Voyage en Irak - Bagdad
Respect, droits et protection
«Reconnaissance, respect, droits et protection» pour «toutes les communautés religieuses»: c’est ce qu’a demandé le Pape François dans le premier discours prononcé lors du -voyage en Irak. Immédiatement après son arrivée à Bagdad, vers midi, le vendredi 5 mars, le Pape a accompli une visite de courtoisie au chef de l’Etat au palais présidentiel, au terme de laquelle il a rencontré, dans le grand salon, les autorités, les représentants de la société civile et les membres du corps diplomatique. La veille, le Pape s’était rendu comme de coutume à Sainte-Marie-Majeure, où il avait confié son voyage à la Salus populi romani. Nous publions ci-dessous le discours prononcé par le Pape après le salut du président irakien Salih.
Monsieur le Président,
Membres du gouvernement et du Corps diplomatique
Autorités distinguées,
Représentants de la société civile,
Mesdames et Messieurs,
Je suis heureux de l’opportunité qui m’est offerte de faire cette visite apostolique, longtemps attendue et désirée, en République d’Irak, de venir sur cette terre, berceau de la civilisation, étroitement liée, à travers le patriarche Abraham et de nombreux prophètes, à l’histoire du salut et aux grandes traditions religieuses du judaïsme, du christianisme et de l’islam. J’exprime ma gratitude à Mon-sieur le président Salih pour son invitation et pour les aimables paroles de bienvenue qu’il m’a adressées également au nom des autres autorités et de son bien aimé peuple.

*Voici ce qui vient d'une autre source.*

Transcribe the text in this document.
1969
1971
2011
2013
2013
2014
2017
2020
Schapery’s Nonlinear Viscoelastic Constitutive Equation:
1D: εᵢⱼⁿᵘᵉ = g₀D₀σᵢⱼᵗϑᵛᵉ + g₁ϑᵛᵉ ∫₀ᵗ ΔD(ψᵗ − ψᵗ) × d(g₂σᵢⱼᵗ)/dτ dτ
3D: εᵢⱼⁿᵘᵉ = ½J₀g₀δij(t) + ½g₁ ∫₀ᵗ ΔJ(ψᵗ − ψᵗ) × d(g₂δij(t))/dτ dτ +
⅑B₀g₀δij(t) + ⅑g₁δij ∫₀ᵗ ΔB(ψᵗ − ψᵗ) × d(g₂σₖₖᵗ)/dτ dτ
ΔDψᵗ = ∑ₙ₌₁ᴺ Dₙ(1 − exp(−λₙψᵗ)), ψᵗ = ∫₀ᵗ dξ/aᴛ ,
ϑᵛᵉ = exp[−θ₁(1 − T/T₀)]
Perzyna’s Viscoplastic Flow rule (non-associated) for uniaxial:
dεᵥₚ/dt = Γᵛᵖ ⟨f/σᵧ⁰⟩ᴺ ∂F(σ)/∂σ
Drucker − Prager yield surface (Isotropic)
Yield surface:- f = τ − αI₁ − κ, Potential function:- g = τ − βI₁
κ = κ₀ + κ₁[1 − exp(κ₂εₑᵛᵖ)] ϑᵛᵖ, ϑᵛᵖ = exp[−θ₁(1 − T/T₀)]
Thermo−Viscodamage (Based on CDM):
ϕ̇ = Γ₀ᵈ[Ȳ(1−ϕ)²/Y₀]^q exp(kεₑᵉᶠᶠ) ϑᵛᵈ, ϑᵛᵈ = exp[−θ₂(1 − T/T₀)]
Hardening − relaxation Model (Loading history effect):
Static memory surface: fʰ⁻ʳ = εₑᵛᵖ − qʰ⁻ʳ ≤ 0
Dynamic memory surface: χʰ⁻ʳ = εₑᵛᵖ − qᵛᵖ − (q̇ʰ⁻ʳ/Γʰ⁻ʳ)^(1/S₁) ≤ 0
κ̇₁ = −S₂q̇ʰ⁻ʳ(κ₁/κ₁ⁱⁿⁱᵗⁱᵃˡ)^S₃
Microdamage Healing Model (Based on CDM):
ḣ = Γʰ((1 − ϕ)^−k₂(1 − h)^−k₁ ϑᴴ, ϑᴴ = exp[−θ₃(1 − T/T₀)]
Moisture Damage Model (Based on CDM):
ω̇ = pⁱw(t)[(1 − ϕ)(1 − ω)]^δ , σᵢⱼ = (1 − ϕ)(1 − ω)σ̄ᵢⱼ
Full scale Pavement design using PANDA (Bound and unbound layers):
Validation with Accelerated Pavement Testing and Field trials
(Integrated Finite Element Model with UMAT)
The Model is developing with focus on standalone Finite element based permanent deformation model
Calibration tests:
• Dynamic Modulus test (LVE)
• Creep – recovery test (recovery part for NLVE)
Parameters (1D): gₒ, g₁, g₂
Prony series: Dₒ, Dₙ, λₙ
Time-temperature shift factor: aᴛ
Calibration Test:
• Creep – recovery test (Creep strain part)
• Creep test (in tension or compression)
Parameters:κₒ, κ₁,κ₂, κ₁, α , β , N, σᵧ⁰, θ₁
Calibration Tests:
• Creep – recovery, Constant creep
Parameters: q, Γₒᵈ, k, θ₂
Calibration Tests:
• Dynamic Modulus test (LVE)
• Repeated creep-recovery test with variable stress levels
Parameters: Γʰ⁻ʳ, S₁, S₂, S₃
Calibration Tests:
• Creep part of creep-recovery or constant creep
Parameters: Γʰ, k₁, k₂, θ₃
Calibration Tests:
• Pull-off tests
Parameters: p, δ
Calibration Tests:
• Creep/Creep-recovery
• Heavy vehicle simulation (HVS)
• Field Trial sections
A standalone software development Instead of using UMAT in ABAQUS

Je salue également les membres du Corps diplomatique et les représentants de la société civile.
Je salue affectueusement les évêques et les prêtres, les religieux et les religieuses et tous les fidèles de l’Eglise catholique. Je viens en pèlerin pour les encourager dans leur témoignage de foi, d’espérance et de charité dans la société irakienne. Je salue aussi les membres des autres Eglises et communautés ecclésiales chrétiennes, les musulmans et les représentants des autres traditions religieuses. Que Dieu nous accorde de marcher ensemble, comme des frères et des sœurs, dans «la forte conviction que les vrais enseignements des religions invitent à demeurer ancrés dans les valeurs de la paix […] de la connaissance réciproque, de la fraternité humaine et de la coexistence commune» (Document sur la fraternité humaine, Abu Dhabi, 4 février 2019).
Ma visite a lieu au moment où le monde entier cherche à sortir de la crise de la pandémie de la Covid-19 qui non seulement a touché la santé de nombreuses personnes, mais qui a aussi provoqué la détérioration de conditions sociales et économiques déjà marquées par la fragilité et l’instabilité. Cette crise exige des efforts communs de la part de chacun pour faire les nombreux pas nécessaires, parmi lesquels une distribution équitable des vaccins pour tous. Mais cela ne suffit pas: cette crise est surtout un appel à «repenser nos modes de vie, […] le sens de notre existence» (Enc. Fratelli tutti, n. 33). Il s’agit de sortir de ce temps d’épreuve meilleurs que nous étions avant; de construire un avenir fondé davantage sur ce qui nous unit que sur ce qui nous divise.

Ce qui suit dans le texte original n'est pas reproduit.